Должно быть, с этого дня, хотя точно я и не знаю, мое чувство к Робертине стало клониться к закату.
IX
Прекрасный незнакомец шагал, как молодой титан среди племени карликов, которые боязливо-восторженно взирали на его красоту, и украдкой, словно запретным плодом, любовались профилем его лица; когда же настойчиво ищущий взгляд этого человека, которому, быть может, показался бы тесен весь вольный эфир, отбросив гордость, встречался вдруг с моим взглядом, то бывала чудесная минута; но мы, вспыхнув, смотрели друг на друга и шли своей дорогой. Гельдерлин. “Гиперион”.

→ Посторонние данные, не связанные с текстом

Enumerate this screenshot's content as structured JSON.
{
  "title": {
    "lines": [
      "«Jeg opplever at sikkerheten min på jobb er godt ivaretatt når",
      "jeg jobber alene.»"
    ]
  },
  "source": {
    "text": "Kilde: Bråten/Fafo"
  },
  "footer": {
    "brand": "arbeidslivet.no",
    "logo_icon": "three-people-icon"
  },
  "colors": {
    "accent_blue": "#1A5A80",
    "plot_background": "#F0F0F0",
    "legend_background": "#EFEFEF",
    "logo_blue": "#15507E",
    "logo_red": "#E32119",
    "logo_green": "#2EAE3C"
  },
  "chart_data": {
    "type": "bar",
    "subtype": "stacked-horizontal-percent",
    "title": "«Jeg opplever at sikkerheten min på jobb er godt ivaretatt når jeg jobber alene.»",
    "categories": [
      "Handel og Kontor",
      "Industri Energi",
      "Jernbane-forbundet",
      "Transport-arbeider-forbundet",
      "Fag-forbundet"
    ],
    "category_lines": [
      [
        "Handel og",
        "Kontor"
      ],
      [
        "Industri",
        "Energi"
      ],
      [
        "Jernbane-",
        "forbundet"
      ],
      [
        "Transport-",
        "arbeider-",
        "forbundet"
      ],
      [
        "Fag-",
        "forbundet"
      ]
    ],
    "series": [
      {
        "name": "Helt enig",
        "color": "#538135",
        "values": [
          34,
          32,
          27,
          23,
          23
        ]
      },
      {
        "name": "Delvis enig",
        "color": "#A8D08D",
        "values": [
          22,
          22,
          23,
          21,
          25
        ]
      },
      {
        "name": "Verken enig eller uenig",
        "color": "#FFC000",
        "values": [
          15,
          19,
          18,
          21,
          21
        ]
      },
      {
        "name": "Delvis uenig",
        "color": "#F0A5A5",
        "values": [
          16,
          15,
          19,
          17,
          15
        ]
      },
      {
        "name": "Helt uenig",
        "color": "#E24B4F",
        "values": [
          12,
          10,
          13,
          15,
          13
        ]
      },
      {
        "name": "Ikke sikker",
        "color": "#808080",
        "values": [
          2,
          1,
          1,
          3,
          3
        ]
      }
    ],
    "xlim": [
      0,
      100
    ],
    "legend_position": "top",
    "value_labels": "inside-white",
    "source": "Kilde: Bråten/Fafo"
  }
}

Между тем в театральном училище я шел по победному пути. Курс “хороших мальчиков” был отозван на подготовку к творческому экзамену, зато мне предстояло новое знакомство – с полумесяцевым опозданием приступил к изучению зарубежной литературы курс “бездарных мальчиков”, как определил его друг Хабаров. Первое знакомство я бы не назвал удачным, иначе говоря, я был неудовлетворен и весь день злился. Отвыкшие учиться и, видимо, от природы нерадивые, на мою лекцию пришли трое. Я с тоской тянул время, в расчете на то, что подойдет еще хоть кто-нибудь, пусть хоть самый завшивелый. Не было никого. Я досадливо курил. Мне читать лекцию троим – это все равно, что пахать на “пежо”. К тому же и те трое, что пришли, были, прямо сказать, не свежак. Одна была всклокоченная дама с сонным и злобным выражением лица – она показалась мне некрасивой, хотя, возможно, я был не прав. С самого начала я предубедительно негативно к ней отнесся, и, как впоследствии оказалось, интуиция меня не подвела. Это была Наташа Селиванова.
Был еще мальчик, старший двадцати лет, простой и располагающей наружности. Как Ты знаешь, моя крайне слабая память на имена, осложненная недолгой памятью на лица, играет со мной шутки – мне он показался знакомым. Я почему-то решил, что мы с ним вместе отдыхали в Греции и что его зовут Костя. От этого я дарил ему приветливый взгляд и неопределенно кивал. Он тоже кивал мне с робкой вежливостью. Его кивки ввели меня в еще большее заблуждение, так что еще некоторое время, до самого конца занятия, я полагал, что это Костя из Греции. Его звали Женя Еськов.